Fractalized sine waves are encoded into the very fabric of our reality. Like the Golden Ratio and the second law of thermodynamics, they appear throughout the universe on nearly every level of scale and function. It’s no surprise then that they underlie the structure of our market.
This makes intuitive sense because a sine wave is just a continuously swinging pendulum. And crowd dynamics naturally follow the path of a pendulum. Swinging from one local extreme to another.
The market is in effect a large complex information transmission system. All acting participants make bets using their particular knowledge set which then in aggregate sets the market price. This, then, provides new information for the actors to incorporate into their decision-making process so they can then make new bets. Thus, creating a neverending feedback loop of information, assessment, action, new information.
These infinite feedback loops, when combined with group psychology and crowd dynamics, necessitate the constant back and forth we see in markets.
Each rally sows the seeds for a reversal and each reversal sows the seeds for a rally. Ad infinitum.
Michael Mauboussin discusses how this dynamic creates a neverending process of market trends and crashes in a paper titled “Who Is On the Other Side?”. In it, he shares work done by economist Blake LeBaron which animates this concept using an agent-based model (here’s a link to the original paper).
The model is computer generated and the “agents” are imbued with decision-making rules and objectives similar to those that drive market participants (i.e., make money, try not to lose money, don’t underperform the average for long periods, etc…)
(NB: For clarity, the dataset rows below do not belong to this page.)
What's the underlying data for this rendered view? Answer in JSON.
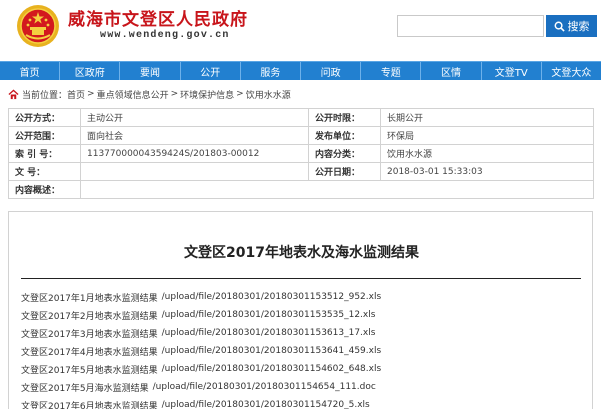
{
  "header": {
    "site_title": "威海市文登区人民政府",
    "site_url": "www.wendeng.gov.cn",
    "search": {
      "placeholder": "",
      "button_label": "搜索"
    },
    "brand_color": "#c8151b",
    "nav_color": "#2280d0"
  },
  "nav": {
    "items": [
      "首页",
      "区政府",
      "要闻",
      "公开",
      "服务",
      "问政",
      "专题",
      "区情",
      "文登TV",
      "文登大众"
    ]
  },
  "breadcrumb": {
    "label": "当前位置：",
    "items": [
      "首页",
      "重点领域信息公开",
      "环境保护信息",
      "饮用水水源"
    ],
    "separator": ">"
  },
  "meta": {
    "rows": [
      {
        "k1": "公开方式：",
        "v1": "主动公开",
        "k2": "公开时限：",
        "v2": "长期公开"
      },
      {
        "k1": "公开范围：",
        "v1": "面向社会",
        "k2": "发布单位：",
        "v2": "环保局"
      },
      {
        "k1": "索 引 号：",
        "v1": "11377000004359424S/201803-00012",
        "k2": "内容分类：",
        "v2": "饮用水水源"
      },
      {
        "k1": "文  号：",
        "v1": "",
        "k2": "公开日期：",
        "v2": "2018-03-01 15:33:03"
      },
      {
        "k1": "内容概述：",
        "v1": ""
      }
    ]
  },
  "document": {
    "title": "文登区2017年地表水及海水监测结果",
    "files": [
      {
        "name": "文登区2017年1月地表水监测结果",
        "path": "/upload/file/20180301/20180301153512_952.xls"
      },
      {
        "name": "文登区2017年2月地表水监测结果",
        "path": "/upload/file/20180301/20180301153535_12.xls"
      },
      {
        "name": "文登区2017年3月地表水监测结果",
        "path": "/upload/file/20180301/20180301153613_17.xls"
      },
      {
        "name": "文登区2017年4月地表水监测结果",
        "path": "/upload/file/20180301/20180301153641_459.xls"
      },
      {
        "name": "文登区2017年5月地表水监测结果",
        "path": "/upload/file/20180301/20180301154602_648.xls"
      },
      {
        "name": "文登区2017年5月海水监测结果",
        "path": "/upload/file/20180301/20180301154654_111.doc"
      },
      {
        "name": "文登区2017年6月地表水监测结果",
        "path": "/upload/file/20180301/20180301154720_5.xls"
      }
    ]
  }
}
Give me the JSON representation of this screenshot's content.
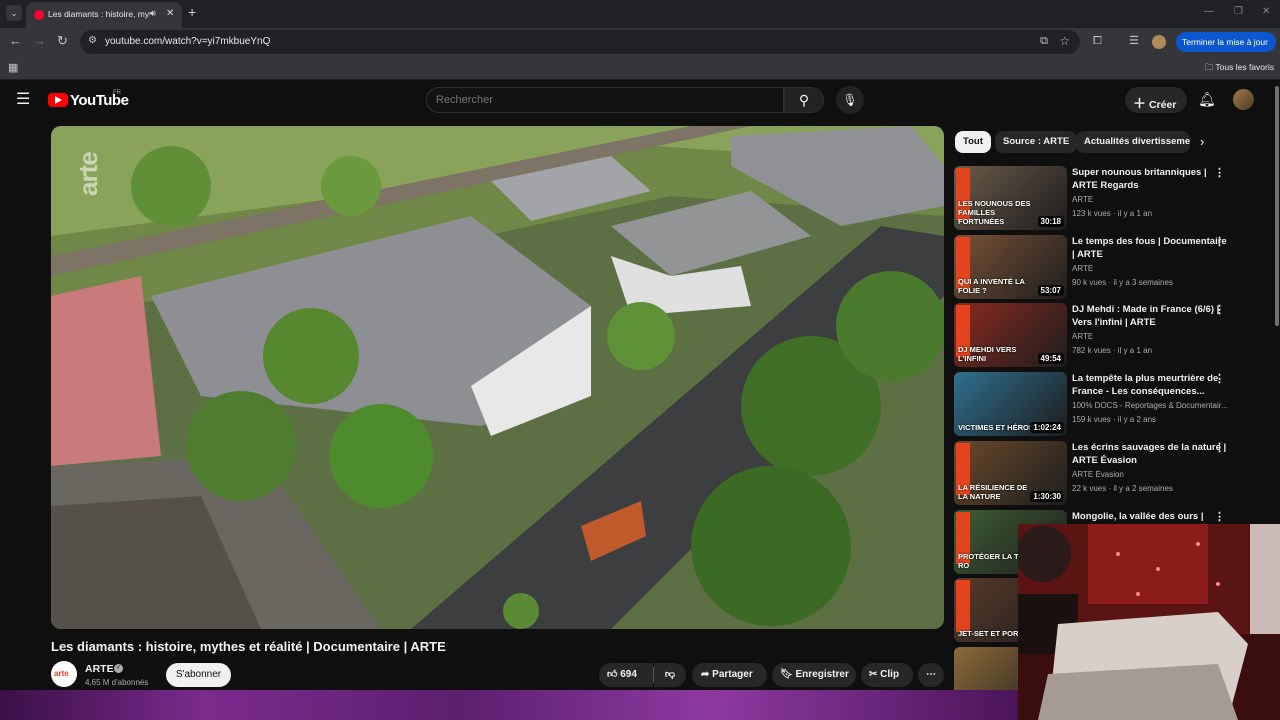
{
  "browser": {
    "tab": {
      "title": "Les diamants : histoire, myth",
      "audio_icon": "speaker-icon",
      "close_icon": "close-icon"
    },
    "url": "youtube.com/watch?v=yi7mkbueYnQ",
    "update_button": "Terminer la mise à jour",
    "bookmarks_all": "Tous les favoris"
  },
  "header": {
    "logo_text": "YouTube",
    "region": "FR",
    "search_placeholder": "Rechercher",
    "create_label": "Créer"
  },
  "video": {
    "title": "Les diamants : histoire, mythes et réalité | Documentaire | ARTE",
    "watermark": "arte",
    "channel": {
      "name": "ARTE",
      "avatar_text": "arte",
      "subscribers": "4,65 M d'abonnés",
      "subscribe_label": "S'abonner"
    },
    "actions": {
      "likes": "694",
      "share": "Partager",
      "save": "Enregistrer",
      "clip": "Clip"
    }
  },
  "chips": [
    "Tout",
    "Source : ARTE",
    "Actualités divertissement"
  ],
  "recommendations": [
    {
      "title": "Super nounous britanniques | ARTE Regards",
      "channel": "ARTE",
      "meta": "123 k vues · il y a 1 an",
      "duration": "30:18",
      "thumb_text": "LES NOUNOUS DES FAMILLES FORTUNÉES",
      "color": "#6b5a48"
    },
    {
      "title": "Le temps des fous | Documentaire | ARTE",
      "channel": "ARTE",
      "meta": "90 k vues · il y a 3 semaines",
      "duration": "53:07",
      "thumb_text": "QUI A INVENTÉ LA FOLIE ?",
      "color": "#7a5236"
    },
    {
      "title": "DJ Mehdi : Made in France (6/6) | Vers l'infini | ARTE",
      "channel": "ARTE",
      "meta": "782 k vues · il y a 1 an",
      "duration": "49:54",
      "thumb_text": "DJ MEHDI VERS L'INFINI",
      "color": "#8a2a1e"
    },
    {
      "title": "La tempête la plus meurtrière de France - Les conséquences...",
      "channel": "100% DOCS - Reportages & Documentair...",
      "meta": "159 k vues · il y a 2 ans",
      "duration": "1:02:24",
      "thumb_text": "VICTIMES ET HÉROS",
      "color": "#2f6f8f"
    },
    {
      "title": "Les écrins sauvages de la nature | ARTE Évasion",
      "channel": "ARTE Évasion",
      "meta": "22 k vues · il y a 2 semaines",
      "duration": "1:30:30",
      "thumb_text": "LA RÉSILIENCE DE LA NATURE",
      "color": "#6b4a2a"
    },
    {
      "title": "Mongolie, la vallée des ours |",
      "channel": "",
      "meta": "",
      "duration": "",
      "thumb_text": "PROTÉGER LA TAÏGA RO",
      "color": "#3e5e33"
    },
    {
      "title": "",
      "channel": "",
      "meta": "",
      "duration": "",
      "thumb_text": "JET-SET ET PORNO",
      "color": "#5a3a2a"
    },
    {
      "title": "",
      "channel": "",
      "meta": "",
      "duration": "",
      "thumb_text": "",
      "color": "#8c6a3a"
    }
  ]
}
Here’s a section from the paper (emphasis by me):
LeBaron’s model replicates many of the empirical features of markets, including clustered volatility, variable trading volumes, and fat tails. For the purpose of this discussion, the crucial observation is that sharp rises in the asset price are preceded by a reduction in the number of rules the traders used (see exhibit 5). LeBaron describes it this way:
“During the run-up to a crash, population diversity falls. Agents begin to use very similar trading strategies as their common good performance begins to self-reinforce. This makes the population very brittle, in that a small reduction in the demand for shares could have a strong destabilizing impact on the market. The economic mechanism here is clear. Traders have a hard time finding anyone to sell to in a falling market since everyone else is following very similar strategies. In the Walrasian setup used here, this forces the price to drop by a large magnitude to clear the market. The population homogeneity translates into a reduction in market liquidity.
“Because the traders were using the same rules, diversity dropped and they pushed the asset price into bubble territory. At the same time, the market’s fragility rose.”
Really grokking this concept and understanding how this plays out in markets is critical to learning to play this game at the second and third levels and beyond. It’s the fundamental difference between being a reactionary self-proclaimed contrarian that routinely gets steamrolled by price trends. And an effective contrarian, who knows how to read something I call the “Narrative Pendulum”, which allows you to get on and stay on the right side of the trend.